The most relevant chapters in Amusing Ourselves to Death have to do with the format of TV news and our political process, the former being predicated on short bits of information followed by equally short bits of information interrupted by commercials and scored to emotionally manipulative music, none of it delivered with any sort of real analysis or time for reflection.  When we receive info via the nightly newscast, we get mere drips from an iceberg.  The format is not meant to engage us critically or to illuminate the stories, just deliver them in an entertaining way.  The reason why is that, according to Postman, TV, like all technologies, has a philosophy that favors certain things over others.  And TV favors entertainment, even when it’s pretending to inform.  Who wants to think when watching the tube?  Now, if you ask me, the other issue here is the problem with capitalism: everything is a commodity, including information, thus the imperative is to make profit.  And the news, divorced from the music and the attractive smiling idiots on camera, is boring.  At least when compared to the rest of TV.  The newscast was once expected to lose the networks money.  The news was seen as a public service, not entertainment.  Oh, those must’ve been the days!

 

As for the second relevant chapter I mentioned, the one having to do with the political process in the age of show business, Mr.
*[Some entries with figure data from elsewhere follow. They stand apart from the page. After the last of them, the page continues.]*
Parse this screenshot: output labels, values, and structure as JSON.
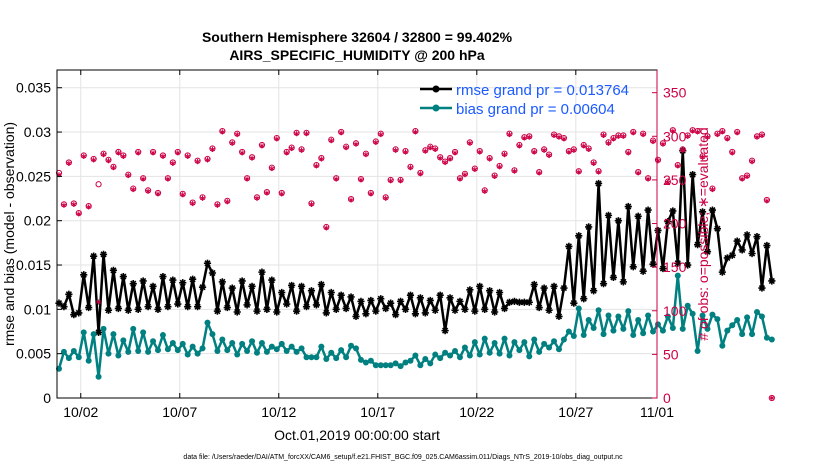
{
  "chart_data": {
    "type": "line",
    "title": "Southern Hemisphere 32604 / 32800 = 99.402%",
    "subtitle": "AIRS_SPECIFIC_HUMIDITY @ 200 hPa",
    "xlabel": "Oct.01,2019 00:00:00 start",
    "ylabel_left": "rmse and bias (model - observation)",
    "ylabel_right": "# of obs: o=possible; ∗=evaluated",
    "footer": "data file: /Users/raeder/DAI/ATM_forcXX/CAM6_setup/f.e21.FHIST_BGC.f09_025.CAM6assim.011/Diags_NTrS_2019-10/obs_diag_output.nc",
    "xlim": [
      0.8,
      31.1
    ],
    "ylim_left": [
      0,
      0.037
    ],
    "ylim_right": [
      0,
      376
    ],
    "x_ticks": [
      2,
      7,
      12,
      17,
      22,
      27,
      32
    ],
    "x_tick_labels": [
      "10/02",
      "10/07",
      "10/12",
      "10/17",
      "10/22",
      "10/27",
      "11/01"
    ],
    "y_ticks_left": [
      0,
      0.005,
      0.01,
      0.015,
      0.02,
      0.025,
      0.03,
      0.035
    ],
    "y_tick_labels_left": [
      "0",
      "0.005",
      "0.01",
      "0.015",
      "0.02",
      "0.025",
      "0.03",
      "0.035"
    ],
    "y_ticks_right": [
      0,
      50,
      100,
      150,
      200,
      250,
      300,
      350
    ],
    "y_tick_labels_right": [
      "0",
      "50",
      "100",
      "150",
      "200",
      "250",
      "300",
      "350"
    ],
    "legend_position": "top-right",
    "series": [
      {
        "name": "rmse grand pr = 0.013764",
        "color": "#000000",
        "axis": "left",
        "start": 0.9,
        "step": 0.25,
        "values": [
          0.0107,
          0.0103,
          0.0117,
          0.0094,
          0.0096,
          0.0139,
          0.0102,
          0.016,
          0.0074,
          0.0162,
          0.0099,
          0.0144,
          0.0101,
          0.0137,
          0.0099,
          0.0129,
          0.01,
          0.0132,
          0.0103,
          0.0126,
          0.01,
          0.0137,
          0.0103,
          0.0133,
          0.0106,
          0.013,
          0.0103,
          0.0134,
          0.0103,
          0.0125,
          0.0152,
          0.0141,
          0.0098,
          0.0131,
          0.0102,
          0.0124,
          0.0097,
          0.0132,
          0.0105,
          0.0126,
          0.0098,
          0.0142,
          0.01,
          0.0133,
          0.0097,
          0.0119,
          0.0106,
          0.0127,
          0.0098,
          0.0126,
          0.0103,
          0.0121,
          0.0105,
          0.0128,
          0.0096,
          0.0119,
          0.01,
          0.0116,
          0.0101,
          0.0114,
          0.0092,
          0.0109,
          0.0095,
          0.011,
          0.0098,
          0.0112,
          0.0101,
          0.0107,
          0.0094,
          0.0109,
          0.01,
          0.0116,
          0.0095,
          0.0113,
          0.0096,
          0.011,
          0.0099,
          0.0116,
          0.0076,
          0.0113,
          0.0099,
          0.0109,
          0.01,
          0.0122,
          0.0098,
          0.0126,
          0.01,
          0.0121,
          0.0097,
          0.0119,
          0.0101,
          0.0108,
          0.0109,
          0.0108,
          0.0108,
          0.0108,
          0.0128,
          0.0102,
          0.0124,
          0.0099,
          0.0126,
          0.0092,
          0.0124,
          0.0171,
          0.0107,
          0.0183,
          0.0112,
          0.0193,
          0.0121,
          0.0242,
          0.0129,
          0.0206,
          0.0136,
          0.02,
          0.0131,
          0.0216,
          0.0148,
          0.0205,
          0.0143,
          0.0212,
          0.0151,
          0.0189,
          0.0146,
          0.0199,
          0.0211,
          0.0152,
          0.0279,
          0.015,
          0.0252,
          0.0173,
          0.021,
          0.0165,
          0.0212,
          0.0191,
          0.0142,
          0.0158,
          0.0161,
          0.0177,
          0.0167,
          0.0184,
          0.0163,
          0.0182,
          0.0124,
          0.0172,
          0.0132
        ]
      },
      {
        "name": "bias grand pr = 0.00604",
        "color": "#008080",
        "axis": "left",
        "start": 0.9,
        "step": 0.25,
        "values": [
          0.0033,
          0.0052,
          0.0045,
          0.0053,
          0.0046,
          0.0074,
          0.0042,
          0.0072,
          0.0024,
          0.0078,
          0.005,
          0.0072,
          0.0048,
          0.0065,
          0.0052,
          0.0078,
          0.0053,
          0.0074,
          0.0052,
          0.0064,
          0.0054,
          0.0071,
          0.0055,
          0.0062,
          0.0054,
          0.0061,
          0.0049,
          0.0058,
          0.005,
          0.0056,
          0.0085,
          0.0072,
          0.0053,
          0.0066,
          0.0054,
          0.0062,
          0.0049,
          0.0061,
          0.0053,
          0.0064,
          0.0051,
          0.0062,
          0.0052,
          0.0058,
          0.0055,
          0.0061,
          0.0053,
          0.0058,
          0.0052,
          0.0056,
          0.0046,
          0.0046,
          0.0046,
          0.0058,
          0.0044,
          0.0051,
          0.0045,
          0.0054,
          0.0046,
          0.0059,
          0.0056,
          0.0043,
          0.004,
          0.0042,
          0.0037,
          0.0037,
          0.0037,
          0.0037,
          0.0039,
          0.0036,
          0.004,
          0.0042,
          0.0048,
          0.0037,
          0.0044,
          0.0039,
          0.0049,
          0.0045,
          0.0051,
          0.0048,
          0.0053,
          0.0046,
          0.0057,
          0.0048,
          0.0063,
          0.0049,
          0.0067,
          0.0051,
          0.0062,
          0.005,
          0.0067,
          0.0048,
          0.0063,
          0.0054,
          0.0063,
          0.0047,
          0.0066,
          0.0052,
          0.0061,
          0.0057,
          0.0064,
          0.0055,
          0.0066,
          0.0075,
          0.007,
          0.0101,
          0.0071,
          0.0088,
          0.0079,
          0.0099,
          0.0072,
          0.0093,
          0.0076,
          0.0092,
          0.0078,
          0.0098,
          0.0071,
          0.0088,
          0.0073,
          0.0093,
          0.0075,
          0.0083,
          0.0076,
          0.0092,
          0.0079,
          0.0138,
          0.0078,
          0.0104,
          0.0095,
          0.0053,
          0.0093,
          0.0078,
          0.0094,
          0.0089,
          0.0059,
          0.0076,
          0.0082,
          0.0088,
          0.0072,
          0.0091,
          0.0072,
          0.0097,
          0.0092,
          0.0068,
          0.0066
        ]
      },
      {
        "name": "# of obs possible",
        "color": "#cc0044",
        "axis": "right",
        "marker": "o",
        "start": 0.9,
        "step": 0.25,
        "values": [
          258,
          222,
          270,
          223,
          212,
          278,
          220,
          274,
          245,
          280,
          273,
          265,
          282,
          278,
          256,
          240,
          282,
          252,
          238,
          282,
          235,
          278,
          252,
          270,
          282,
          234,
          278,
          224,
          272,
          230,
          274,
          286,
          222,
          306,
          226,
          293,
          303,
          282,
          252,
          276,
          230,
          290,
          236,
          264,
          298,
          235,
          282,
          287,
          304,
          285,
          304,
          223,
          267,
          275,
          196,
          296,
          252,
          305,
          288,
          228,
          292,
          251,
          280,
          235,
          294,
          303,
          230,
          250,
          285,
          250,
          283,
          265,
          306,
          258,
          284,
          288,
          286,
          276,
          271,
          275,
          282,
          252,
          257,
          293,
          263,
          283,
          238,
          275,
          255,
          266,
          280,
          303,
          261,
          290,
          299,
          300,
          283,
          259,
          285,
          279,
          302,
          300,
          298,
          283,
          285,
          260,
          290,
          286,
          270,
          260,
          302,
          293,
          298,
          301,
          301,
          282,
          305,
          259,
          303,
          252,
          295,
          273,
          292,
          248,
          307,
          267,
          285,
          301,
          307,
          306,
          277,
          300,
          240,
          303,
          306,
          298,
          282,
          305,
          252,
          255,
          272,
          300,
          302,
          227,
          0
        ]
      },
      {
        "name": "# of obs evaluated",
        "color": "#cc0044",
        "axis": "right",
        "marker": "*",
        "start": 0.9,
        "step": 0.25,
        "values": [
          256,
          221,
          269,
          222,
          211,
          277,
          219,
          273,
          110,
          279,
          272,
          264,
          281,
          277,
          255,
          239,
          281,
          251,
          237,
          281,
          234,
          277,
          251,
          269,
          281,
          233,
          277,
          223,
          271,
          229,
          273,
          285,
          221,
          305,
          225,
          292,
          302,
          281,
          251,
          275,
          229,
          289,
          235,
          263,
          297,
          234,
          281,
          286,
          303,
          284,
          303,
          222,
          266,
          274,
          195,
          295,
          251,
          304,
          287,
          227,
          291,
          250,
          279,
          234,
          293,
          302,
          229,
          249,
          284,
          249,
          282,
          264,
          305,
          257,
          283,
          287,
          285,
          275,
          270,
          274,
          281,
          251,
          256,
          292,
          262,
          282,
          237,
          274,
          254,
          265,
          279,
          302,
          260,
          289,
          298,
          299,
          282,
          258,
          284,
          278,
          301,
          299,
          297,
          282,
          284,
          259,
          289,
          285,
          269,
          259,
          301,
          292,
          297,
          300,
          300,
          281,
          304,
          258,
          302,
          251,
          294,
          272,
          291,
          247,
          306,
          266,
          284,
          300,
          306,
          305,
          276,
          299,
          239,
          302,
          305,
          297,
          281,
          304,
          251,
          254,
          271,
          299,
          301,
          226,
          0
        ]
      }
    ]
  }
}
Postman’s words have never before seemed so germane.  What he reserves for Reagan (in one interview he noted the irony—and the lack of public awareness of this irony—of Reagan, a man who seemed to both say nothing and contradict himself at will, being labeled “the great communicator”) is more than applicable to the tweeter-in-chief currently residing in the White House.  But lest I digress into a Trump bash-a-thon, let me remember that the Postman’s criticisms—that political discourse is a sideshow when it is done on TV and, thus, politicians are rendered inarticulate and/or ineffectual—apply to every presidential candidate of my lifetime.  I was born when Nixon was president.  We all know of the debacle that was his debate against Kennedy, to which he blamed the make up man.  And he was right to do so, for, to paraphrase Postman, to be a politician in the era of TV is to be akin to a celebrity—you must look reasonably normal if not attractive.  No fat presidents since Taft.  God knows FDR would never have been elected were the pubic to have seen the ravages of his polio.  My grandmother, god love her, had a difficult time voting for Kerry over Bush because she didn’t relish the idea of looking at Kerry’s droopy face for the next four years. 

 

Postman’s point about the manner in which television has degraded public speech, information, political and religious discourse, and even education (he saw “Sesame Street” to be of more of a threat to our culture than “Dallas”) was spot fucking on.  And it remains so in the era of social media and memes.  Is there any more obnoxious means of making a point than a meme?  When I mention this to people—particularly those younger than 30—they roll their eyes and counter that memes are funny.  That’s all they’re meant to be.  And I agree— they can be quite amusing, but a large segment of the public is currently sharing (not to mention creating) memes that seek to make sociopolitical statements.  While they probably would, if pressed, use the same justification (“C’mon, get a sense of humor”) they are essentially proving the points Postman made over 30 years ago: we are gleefully reducing everything to entertainment.  And some things shouldn’t be entertaining.  They should be considered important or vital or necessary or lovely or fulfilling without garish dressing.   There’s nothing wrong with the Oscars or sit-coms or even memes, but when our politicians and spokespersons have to take to these mediums because the public will not engage in essential civic processes otherwise, there’s a big problem.  But hey, we’re all amused.  The decline will be chock full of yuks.